PRCH: otwarcie centrów handlowych może uchronić wiele firm przed upadłością
Otwarcie centów handlowych od 1 lutego może uchronić wiele firm przed upadłością - wskazała Polska Rada Centrów Handlowych. Rada zaapelowała do rządu o przeniesienie styczniowej niedzieli handlowej, przypadającej jeszcze na czas lockdownu.

"Uwolnienie handlu w centrach może uchronić wiele podmiotów związanych z branżą galerii handlowych przed upadłością i zapobiec konieczności dalszego ograniczenia zatrudnienia" - powiedział PAP dyrektor zarządzający PRCH Krzysztof Poznański.

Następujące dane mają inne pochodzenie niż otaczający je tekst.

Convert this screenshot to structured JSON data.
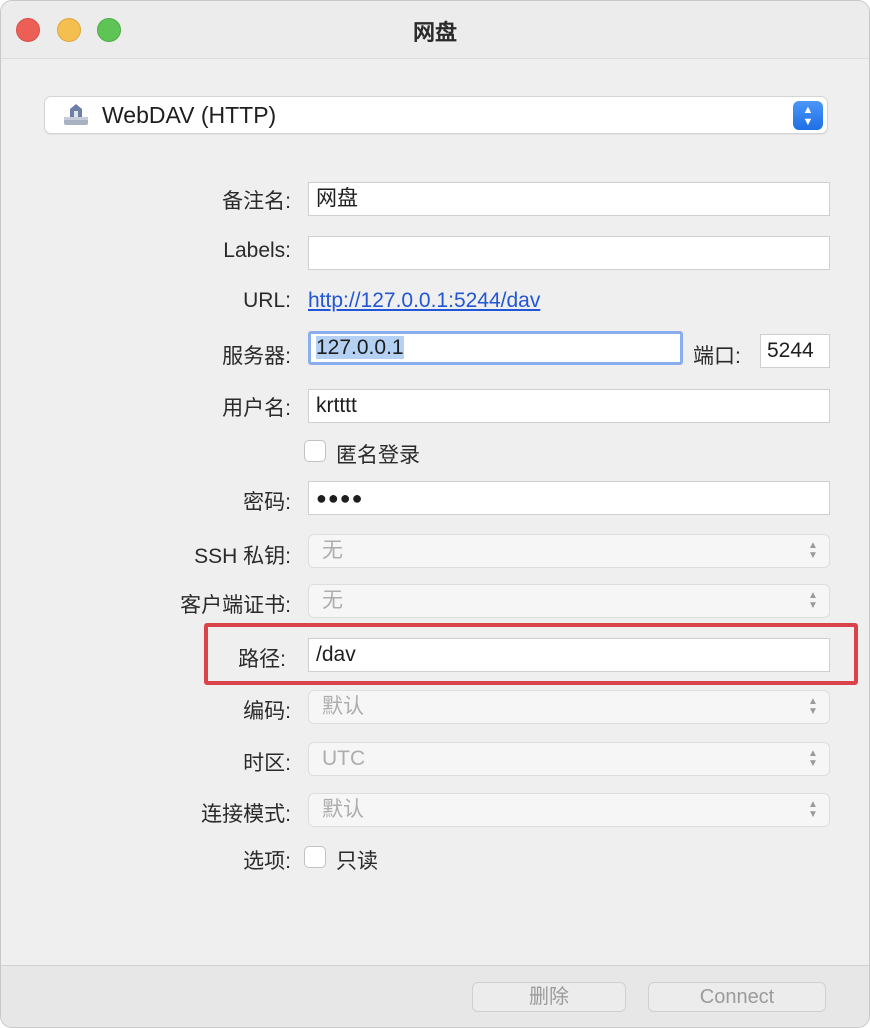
{
  "window": {
    "title": "网盘"
  },
  "protocol": {
    "selected": "WebDAV (HTTP)",
    "icon": "network-drive-icon"
  },
  "form": {
    "nickname": {
      "label": "备注名:",
      "value": "网盘"
    },
    "labels": {
      "label": "Labels:",
      "value": ""
    },
    "url": {
      "label": "URL:",
      "value": "http://127.0.0.1:5244/dav"
    },
    "server": {
      "label": "服务器:",
      "value": "127.0.0.1"
    },
    "port": {
      "label": "端口:",
      "value": "5244"
    },
    "username": {
      "label": "用户名:",
      "value": "krtttt"
    },
    "anonymous": {
      "label": "匿名登录",
      "checked": false
    },
    "password": {
      "label": "密码:",
      "value": "●●●●"
    },
    "ssh_key": {
      "label": "SSH 私钥:",
      "value": "无"
    },
    "client_cert": {
      "label": "客户端证书:",
      "value": "无"
    },
    "path": {
      "label": "路径:",
      "value": "/dav"
    },
    "encoding": {
      "label": "编码:",
      "value": "默认"
    },
    "timezone": {
      "label": "时区:",
      "value": "UTC"
    },
    "connect_mode": {
      "label": "连接模式:",
      "value": "默认"
    },
    "options": {
      "label": "选项:",
      "readonly_label": "只读",
      "readonly_checked": false
    }
  },
  "footer": {
    "delete_label": "删除",
    "connect_label": "Connect"
  },
  "colors": {
    "highlight": "#d9434a",
    "link": "#2156d6",
    "accent": "#1f6fe6"
  }
}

W czwartek minister zdrowia Adam Niedzielski poinformował, że od 1 lutego centra handlowe będą mogły ponownie działać w najwyższym reżimie sanitarnym. Dodał, że rząd przychylił się do apelu przedsiębiorców i znosi od 1 lutego godziny dla seniora.

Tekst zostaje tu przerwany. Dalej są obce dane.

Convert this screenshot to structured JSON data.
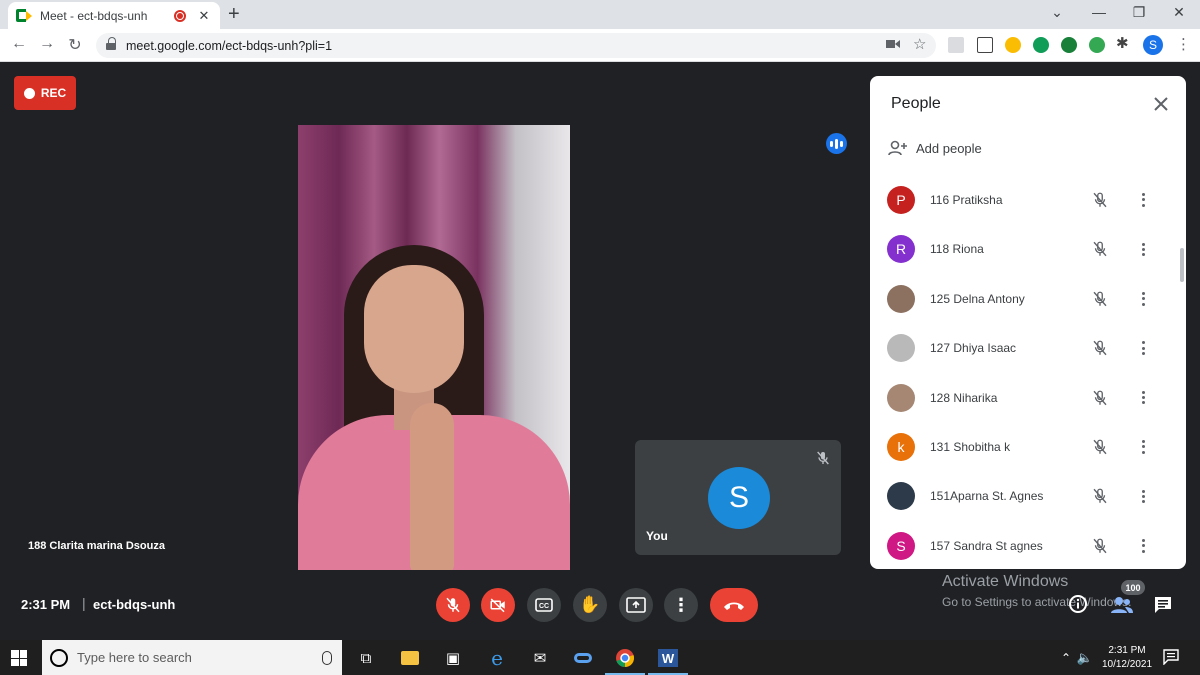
{
  "browser": {
    "tab_title": "Meet - ect-bdqs-unh",
    "tab_close": "✕",
    "new_tab": "+",
    "url": "meet.google.com/ect-bdqs-unh?pli=1",
    "profile_initial": "S",
    "window_controls": [
      "⌄",
      "—",
      "❐",
      "✕"
    ]
  },
  "meet": {
    "rec_label": "REC",
    "speaker_name": "188 Clarita marina Dsouza",
    "self_tile": {
      "initial": "S",
      "label": "You"
    },
    "clock": "2:31 PM",
    "separator": "|",
    "meeting_code": "ect-bdqs-unh",
    "participant_count": "100",
    "colors": {
      "accent": "#1a73e8",
      "danger": "#ea4335",
      "bg": "#202124",
      "tile": "#3c4043"
    }
  },
  "people_panel": {
    "title": "People",
    "add_people": "Add people",
    "participants": [
      {
        "name": "116 Pratiksha",
        "initial": "P",
        "avatar_color": "#c5221f"
      },
      {
        "name": "118 Riona",
        "initial": "R",
        "avatar_color": "#8430ce"
      },
      {
        "name": "125 Delna Antony",
        "initial": "",
        "avatar_color": "#8c7060"
      },
      {
        "name": "127 Dhiya Isaac",
        "initial": "",
        "avatar_color": "#b9b9b9"
      },
      {
        "name": "128 Niharika",
        "initial": "",
        "avatar_color": "#a58774"
      },
      {
        "name": "131 Shobitha k",
        "initial": "k",
        "avatar_color": "#e8710a"
      },
      {
        "name": "151Aparna St. Agnes",
        "initial": "",
        "avatar_color": "#2d3a4a"
      },
      {
        "name": "157 Sandra St agnes",
        "initial": "S",
        "avatar_color": "#d01884"
      }
    ]
  },
  "watermark": {
    "title": "Activate Windows",
    "subtitle": "Go to Settings to activate Windows."
  },
  "taskbar": {
    "search_placeholder": "Type here to search",
    "time": "2:31 PM",
    "date": "10/12/2021"
  }
}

Poznański przypomniał, że branża handlowa zatrudnia około 400 tys. pracowników, dlatego uruchomienie galerii i umożliwienie klientom powrotu do zakupów stacjonarnych w centrach handlowych pomoże uratować miejsca pracy.
Jak zaznaczył Poznański, pierwsze miesiące roku to dla handlu okres upłynniania towaru przechowywanego w magazynach. Dzięki decyzji o pełnym otwarciu sklepy będą miały szansę rozpocząć sprzedaż tego asortymentu, który z każdym dniem traci na wartości oraz pozyskać środki na zakup kolejnego na przyszłe sezony.

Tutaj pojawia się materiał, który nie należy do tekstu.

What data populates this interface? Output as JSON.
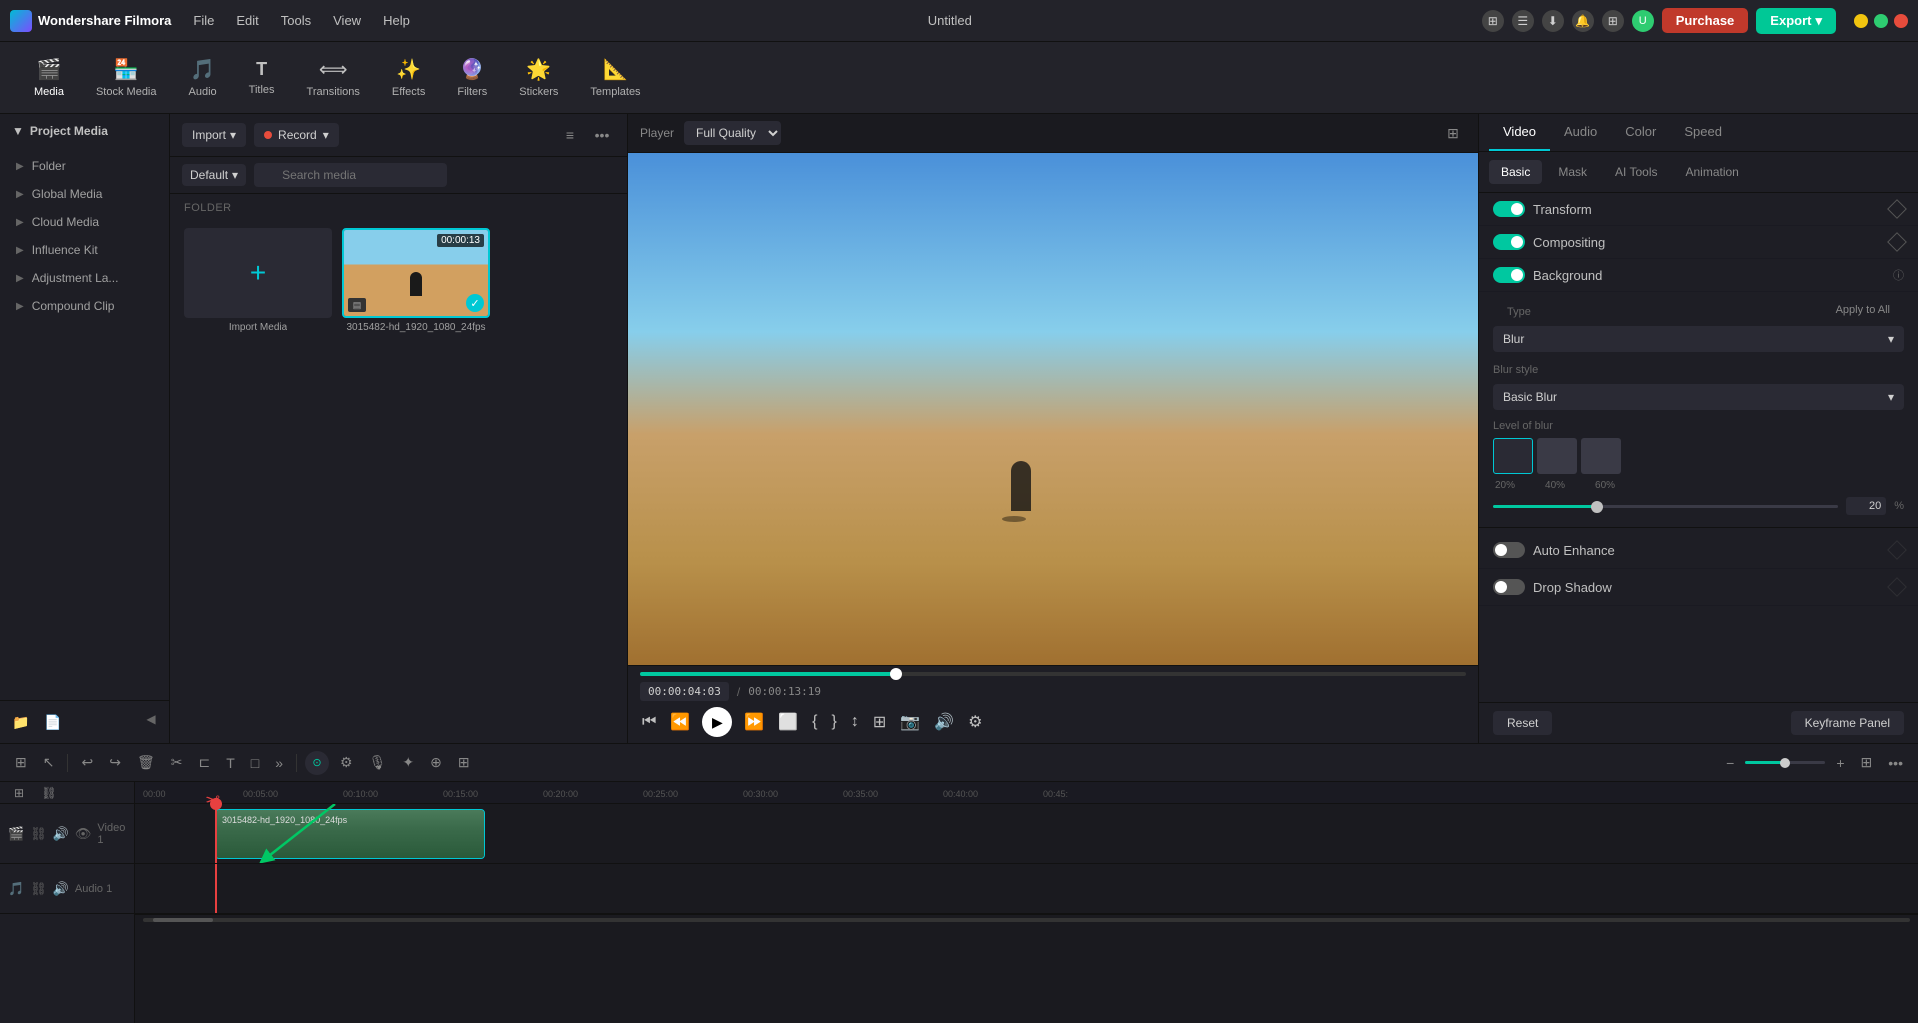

W ocenie Rady, od powrotu klientów do centrów handlowych zależy utrzymanie ciągłości funkcjonowania handlu w Polsce, który w 2019 r. stanowił 15,5 proc. PKB. "Galerie handlowe są głównym kanałem dystrybucji towarów większości polskich marek modowych, obuwniczych, jubilerskich i sieci z elektroniką oraz tysięcy powiązanych z nimi lokalnych biznesów" - wskazał.
Poznański dodał, że w Rada w imieniu branży centrów handlowych zaapelowała także do rządu o wyznaczenie nowego terminu styczniowej niedzieli handlowej przypadającej na 31 stycznia. "Pozwoli to zrekompensować stratę tej niedzieli handlowej przypadającej na czas lockdownu i umożliwi placówkom handlowym i usługowym przyjęcie klientów" - wyjaśnił.
Jak podkreślił, w obecnej dramatycznej sytuacji sektora każdy dzień prowadzenia działalności i generowania obrotów ma znaczenie, szczególnie dla przedsiębiorstw, które znajdują się w ciężkiej sytuacji finansowej, a w wielu przypadkach na skraju bankructwa.
Dodał, że skutki trzech lockdownów są nieodwracalne i doprowadziły do poważnego zachwiania płynności finansowej, zarówno najemców, jak i wynajmujących. "Właściciele i zarządcy galerii handlowych apelują o objęcie ich programem wsparcia państwa w ramach tarcz pomocowych, w tym dofinansowania kosztów stałych przedsiębiorstw obejmujących także czynsze i uregulowania kwestii artykułu 15 ze ustawy covidowej, który w obecnym kształcie jest sprzeczny z polskim porządkiem prawnym. Dyskryminuje jedną grupę podmiotów gospodarczych - wynajmujących na rzecz innej grupy - najemców" - zaznaczył.